This new
semester has started out, in a word, busy. I have more work
this semester than I've had in years--more demands on my time and
energy than I've had to go through in a very long while. If
you had told me six months ago that this would be the case,
something in my mind would have reacted in dread, for to tell the
simple truth, I'm very selfish about my time. I like relaxing
and breathing deeply of the autumn air and going for walks with my
wife in the afternoon. Instead, I'm never home before six in
the evening, and two nights a week I have soccer games with the team
I'm coaching, so I don't get home until 7:30. Another evening
I'm with a student late, so I don't get home until seven. My
lunch hours are taken by runs with the cross-country team. In
short, many of the things I'm used to are gone, replaced with a full
schedule that allows little flexibility.
In theory,
this should be a very negative situation for me. If I were
thinking about it from outside the situation, I would hate the
possibility of being so busy. But now that I'm right in the
middle of it, I find that my mind and body are coping with it very
well. I'm there in the middle of it, and there's nothing I can
do to change it, so I'm finding the best in each hour that I spend
doing my work.
I realized
yesterday that I'm even kind of enjoying it--it keeps me busy and
productive, and I'm accomplishing a great deal. It's kind of
fun.
|
|
You see, I
could spend my busy time wishing I weren't so busy. I could
spend my hours wishing I were elsewhere, or that I didn't have the
four o'clock class coming up. I could focus on what I'm not
doing, and make myself miserable in the process. I'm finding
that it's much more productive (and fun) to focus in the moment I'm
in, for there's absolutely nothing I can do to change it--I have to
be there. So I can be there enjoying it, or I can be there
being miserable. It's my choice.
I see this
partly as a result of the Gulf War. I was in the army then,
stationed in Germany. Because half of the people on our post
got sent to the desert, our duties dramatically increased. We
had two-three times the work to do, and half the people to do
it. Because of this, we were on a 12-hour-a-day,
six-day-a-week schedule. Our particular job site was 45
minutes from where we lived, and the buses got us there early and
left a bit late, so we didn't have much free time at all--our 14-15
hour days left little time for anything else. The situation
had the potential to make me miserable, but it didn't.
One of the
most important lessons I learned from that time was to accept things
as they are, and not worry or wonder about how they ought to
be. If a situation is out of my control, then it's out of my
control, and I have to accept it and do my best to thrive in the
situation as it is, not try to make it as I want it, and be angry or
frustrated when my efforts prove to be in vain.
Of course,
there are other situations that are within my control, and part of
the trick is being fully aware of which is which. If I can't
do anything about it, I don't try, and I don't lose my peace of mind
beating my head against a brick wall. If I can change it, I
try to: if I succeed, fine, and if I don't, fine--at least I
tried.
I see so may
people who complain and make themselves miserable about things that
are completely out of their control. They don't recognize that
things last for a season (this semester WILL end, and the Gulf War
couldn't go on forever--even if it did, my enlistment period would
have ended), and that the best thing that we can do is make the best
of bad seasons and enjoy the heck out of the good seasons.

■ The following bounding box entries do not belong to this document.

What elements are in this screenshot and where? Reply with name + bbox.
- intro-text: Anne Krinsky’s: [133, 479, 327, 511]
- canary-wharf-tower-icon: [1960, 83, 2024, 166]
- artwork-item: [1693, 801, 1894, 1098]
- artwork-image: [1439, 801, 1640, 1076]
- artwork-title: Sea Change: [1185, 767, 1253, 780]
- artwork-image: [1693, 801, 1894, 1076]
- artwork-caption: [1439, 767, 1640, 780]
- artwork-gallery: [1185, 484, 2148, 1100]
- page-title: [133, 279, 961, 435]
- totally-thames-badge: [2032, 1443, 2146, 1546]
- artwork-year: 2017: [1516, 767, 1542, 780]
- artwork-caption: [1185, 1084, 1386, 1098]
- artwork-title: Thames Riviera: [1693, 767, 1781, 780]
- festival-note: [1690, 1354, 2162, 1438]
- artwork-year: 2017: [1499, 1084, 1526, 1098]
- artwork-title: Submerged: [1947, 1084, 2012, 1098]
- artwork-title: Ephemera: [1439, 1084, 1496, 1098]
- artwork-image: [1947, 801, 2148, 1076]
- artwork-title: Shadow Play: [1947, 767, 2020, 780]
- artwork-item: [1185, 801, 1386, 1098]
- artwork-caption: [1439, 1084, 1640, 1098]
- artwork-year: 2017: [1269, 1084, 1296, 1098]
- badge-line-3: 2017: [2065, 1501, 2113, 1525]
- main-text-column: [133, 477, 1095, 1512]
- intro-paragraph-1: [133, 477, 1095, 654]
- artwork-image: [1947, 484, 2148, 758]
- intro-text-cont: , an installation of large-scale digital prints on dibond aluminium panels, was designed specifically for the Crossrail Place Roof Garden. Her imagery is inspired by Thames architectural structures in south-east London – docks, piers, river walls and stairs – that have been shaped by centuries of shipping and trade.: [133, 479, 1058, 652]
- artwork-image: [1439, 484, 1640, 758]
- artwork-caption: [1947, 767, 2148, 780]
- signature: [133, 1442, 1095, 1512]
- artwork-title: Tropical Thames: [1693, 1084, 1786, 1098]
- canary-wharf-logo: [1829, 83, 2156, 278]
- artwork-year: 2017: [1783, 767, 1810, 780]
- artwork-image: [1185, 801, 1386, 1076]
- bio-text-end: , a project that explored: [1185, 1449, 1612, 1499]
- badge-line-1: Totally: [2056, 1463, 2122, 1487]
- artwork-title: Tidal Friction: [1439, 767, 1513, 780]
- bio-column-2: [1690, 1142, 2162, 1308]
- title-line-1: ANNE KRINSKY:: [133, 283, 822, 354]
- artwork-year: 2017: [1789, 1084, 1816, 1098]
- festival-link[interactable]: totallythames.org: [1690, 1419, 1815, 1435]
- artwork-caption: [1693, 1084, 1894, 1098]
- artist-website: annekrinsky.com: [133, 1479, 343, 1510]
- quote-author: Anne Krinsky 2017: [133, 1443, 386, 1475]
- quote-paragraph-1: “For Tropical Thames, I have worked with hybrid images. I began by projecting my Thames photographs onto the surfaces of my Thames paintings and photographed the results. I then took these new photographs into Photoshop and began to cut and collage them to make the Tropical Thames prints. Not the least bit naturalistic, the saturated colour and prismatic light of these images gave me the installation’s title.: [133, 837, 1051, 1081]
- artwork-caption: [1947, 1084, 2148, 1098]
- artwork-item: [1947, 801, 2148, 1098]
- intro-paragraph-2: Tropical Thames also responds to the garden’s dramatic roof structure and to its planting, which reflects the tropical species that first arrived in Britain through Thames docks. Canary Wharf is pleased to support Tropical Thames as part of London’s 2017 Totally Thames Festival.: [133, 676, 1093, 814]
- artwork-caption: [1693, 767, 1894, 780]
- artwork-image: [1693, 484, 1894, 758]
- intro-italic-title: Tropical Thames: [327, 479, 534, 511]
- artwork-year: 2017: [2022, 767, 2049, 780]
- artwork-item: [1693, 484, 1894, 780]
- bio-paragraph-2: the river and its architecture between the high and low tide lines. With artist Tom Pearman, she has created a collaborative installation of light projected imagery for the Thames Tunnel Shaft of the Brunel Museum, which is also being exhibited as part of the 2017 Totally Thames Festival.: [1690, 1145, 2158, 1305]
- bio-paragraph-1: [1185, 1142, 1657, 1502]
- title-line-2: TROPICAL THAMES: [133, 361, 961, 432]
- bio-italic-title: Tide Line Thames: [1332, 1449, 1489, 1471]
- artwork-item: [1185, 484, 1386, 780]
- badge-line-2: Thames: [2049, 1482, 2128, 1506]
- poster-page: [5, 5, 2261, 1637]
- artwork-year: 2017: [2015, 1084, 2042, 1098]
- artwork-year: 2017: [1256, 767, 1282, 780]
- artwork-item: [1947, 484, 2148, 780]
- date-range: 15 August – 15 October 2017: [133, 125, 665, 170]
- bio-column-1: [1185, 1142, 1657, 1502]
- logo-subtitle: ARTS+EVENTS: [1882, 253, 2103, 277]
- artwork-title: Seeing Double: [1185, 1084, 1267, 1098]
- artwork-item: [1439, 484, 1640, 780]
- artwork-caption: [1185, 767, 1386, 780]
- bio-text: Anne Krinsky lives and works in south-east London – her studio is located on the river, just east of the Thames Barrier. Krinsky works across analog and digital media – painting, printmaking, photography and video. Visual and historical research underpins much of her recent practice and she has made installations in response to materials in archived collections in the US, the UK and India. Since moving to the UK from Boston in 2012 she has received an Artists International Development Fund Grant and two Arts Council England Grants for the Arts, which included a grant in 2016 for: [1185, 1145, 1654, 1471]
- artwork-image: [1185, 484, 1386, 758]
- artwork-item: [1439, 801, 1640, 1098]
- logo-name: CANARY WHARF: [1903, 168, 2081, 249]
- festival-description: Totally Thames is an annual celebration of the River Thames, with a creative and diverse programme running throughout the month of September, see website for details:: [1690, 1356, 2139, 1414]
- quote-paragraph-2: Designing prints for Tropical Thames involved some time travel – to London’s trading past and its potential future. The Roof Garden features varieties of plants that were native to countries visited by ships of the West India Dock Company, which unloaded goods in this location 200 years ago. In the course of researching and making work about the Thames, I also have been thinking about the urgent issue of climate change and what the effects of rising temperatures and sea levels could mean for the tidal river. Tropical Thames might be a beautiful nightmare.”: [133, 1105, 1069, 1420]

Think of farmers living through droughts--they have many lessons
they could teach us (at least, the ones who make the best of it do).
In both of my
situations that I've mentioned, it's also helped me to keep a
healthy perspective: yes, I'm busy and I have no free time,
but at least I'm busy. That means I have work, and an
income. I have a place to live, food to eat, and even some
extra money for some extra things. I'm fortunate enough to
live in the richest country in the world in the richest era the
world has ever seen, and I have more than most of the wealthiest of
my forefathers ever had. Where I am is busy and hectic at the
moment, but I'll take my weekends and make them as restful as
possible, and I'll get through this season, and then enjoy the
fruits of the season.
It's all up
to me, and how I do things and see things.